Jenny Küttim (Twitter)

"He was convicted without any evidence at all,"  says Jenny Küttim, a journalist and researcher who was part of an investigative report that revealed that Bergwall's confessions were false. "He was convicted on his own confession to these crimes. All of these confessions came up in therapy which he had when he was institutionalized."

Along the way, all those involved in the murder investigations simply took Bergwall at his word, Küttim tells As It Happens host Carol Off.

"This investigation was a mix of ward staff and the police," she continues. "He developed these stories inside therapy and they grew stronger over the years.

"He got information from the newspaper or through the police interrogator that he grew a strong bond with. He confessed over a period of nine years. It was the same group of people [during this time] who were leading these police investigations. That's what the commission today is pointing at... it's a phenomenon of 'groupthink.'"

Bergwall suffered from mental illness, was a compulsive liar, and a drug addict.

"I think he confessed because he wanted to be a heavier criminal," Küttim theorizes. "He wanted to get some rank by confessing to murder. Then, he realized that he could get tranquilizers."

During the investigation, he was supplied a steady stream benzodiazepines, a class of potent tranquillizers.

"Obviously he'd confess to anything just to get a hold of a pill," she adds. "[And eventually], he actually believed that he killed people, creating false memories."

His legal defense did not challenge the convictions, at Bergwall's request, she says. 
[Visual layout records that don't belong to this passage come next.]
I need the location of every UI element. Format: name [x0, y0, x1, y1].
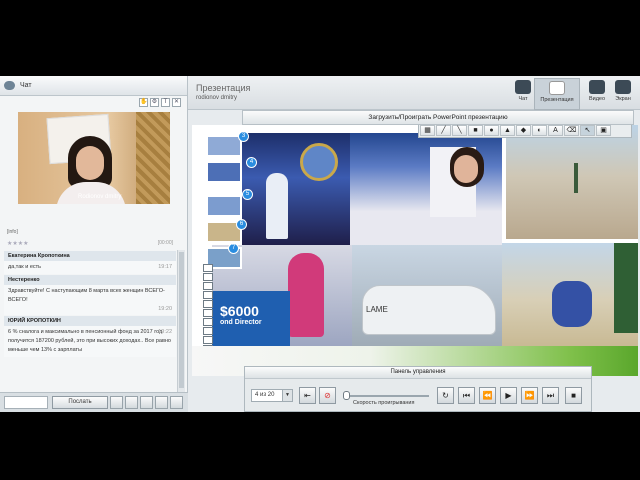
circle-icon[interactable]: ●	[484, 125, 499, 136]
pencil-icon[interactable]: ╱	[436, 125, 451, 136]
control-panel: Панель управления 4 из 20 ▼ ⇤ ⊘ Скорость…	[244, 366, 592, 412]
triangle-icon[interactable]: ▲	[500, 125, 515, 136]
text-tool-icon[interactable]: A	[548, 125, 563, 136]
slide-number-badge: 3	[238, 131, 249, 142]
fill-icon[interactable]: ◐	[532, 125, 547, 136]
slide-photo: LAME	[352, 245, 502, 346]
line-icon[interactable]: ╲	[452, 125, 467, 136]
shape-icon[interactable]: ◆	[516, 125, 531, 136]
overlay-layer: $6000 ond Director LAME ▦ ╱ ╲ ■ ● ▲ ◆ ◐ …	[0, 0, 640, 480]
pointer-icon[interactable]: ↖	[580, 125, 595, 136]
slide-number-badge: 4	[246, 157, 257, 168]
grid-icon[interactable]: ▦	[420, 125, 435, 136]
speed-slider-handle[interactable]	[343, 391, 350, 400]
slide-thumbnail[interactable]	[206, 135, 242, 157]
car-text: LAME	[366, 305, 388, 314]
speed-slider-track[interactable]	[343, 395, 429, 397]
first-slide-button[interactable]: ⏮	[458, 387, 475, 404]
last-slide-button[interactable]: ⏭	[542, 387, 559, 404]
slide-thumbnail[interactable]	[206, 161, 242, 183]
control-panel-title: Панель управления	[245, 367, 591, 379]
slide-photo	[506, 125, 638, 239]
presentation-slide: $6000 ond Director LAME	[192, 125, 638, 346]
slide-photo	[350, 133, 502, 245]
fast-forward-button[interactable]: ⏩	[521, 387, 538, 404]
slide-photo	[502, 243, 638, 346]
slide-number-badge: 7	[228, 243, 239, 254]
refresh-button[interactable]: ↻	[437, 387, 454, 404]
slide-number-badge: 5	[242, 189, 253, 200]
drawing-toolbar: ▦ ╱ ╲ ■ ● ▲ ◆ ◐ A ⌫ ↖ ▣	[418, 123, 632, 138]
play-button[interactable]: ▶	[500, 387, 517, 404]
speed-label: Скорость проигрывания	[353, 400, 415, 406]
rewind-button[interactable]: ⏪	[479, 387, 496, 404]
stop-sync-button[interactable]: ⊘	[319, 387, 336, 404]
sync-slide-button[interactable]: ⇤	[299, 387, 316, 404]
save-icon[interactable]: ▣	[596, 125, 611, 136]
slide-thumbnail[interactable]	[206, 195, 242, 217]
stop-button[interactable]: ■	[565, 387, 582, 404]
upload-presentation-button[interactable]: Загрузить/Проиграть PowerPoint презентац…	[242, 110, 634, 125]
slide-photo	[242, 133, 350, 245]
rectangle-icon[interactable]: ■	[468, 125, 483, 136]
slide-number-badge: 6	[236, 219, 247, 230]
eraser-icon[interactable]: ⌫	[564, 125, 579, 136]
chevron-down-icon: ▼	[282, 390, 292, 401]
thumbnail-strip	[203, 264, 213, 358]
slide-counter-select[interactable]: 4 из 20 ▼	[251, 389, 293, 402]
Bergwall admitted to lying about his confessions back in 2008. His last conviction was overturned in 2013. He is now free, sober, and lives on his own in northern Sweden. Küttim has met him several times.

"Looking back at this story, obviously he has a tremendous responsibility [confessing to] these heinous crimes," she says. "He was a part of this sect, or 'groupthink,' but he is actually the only one taking responsibility."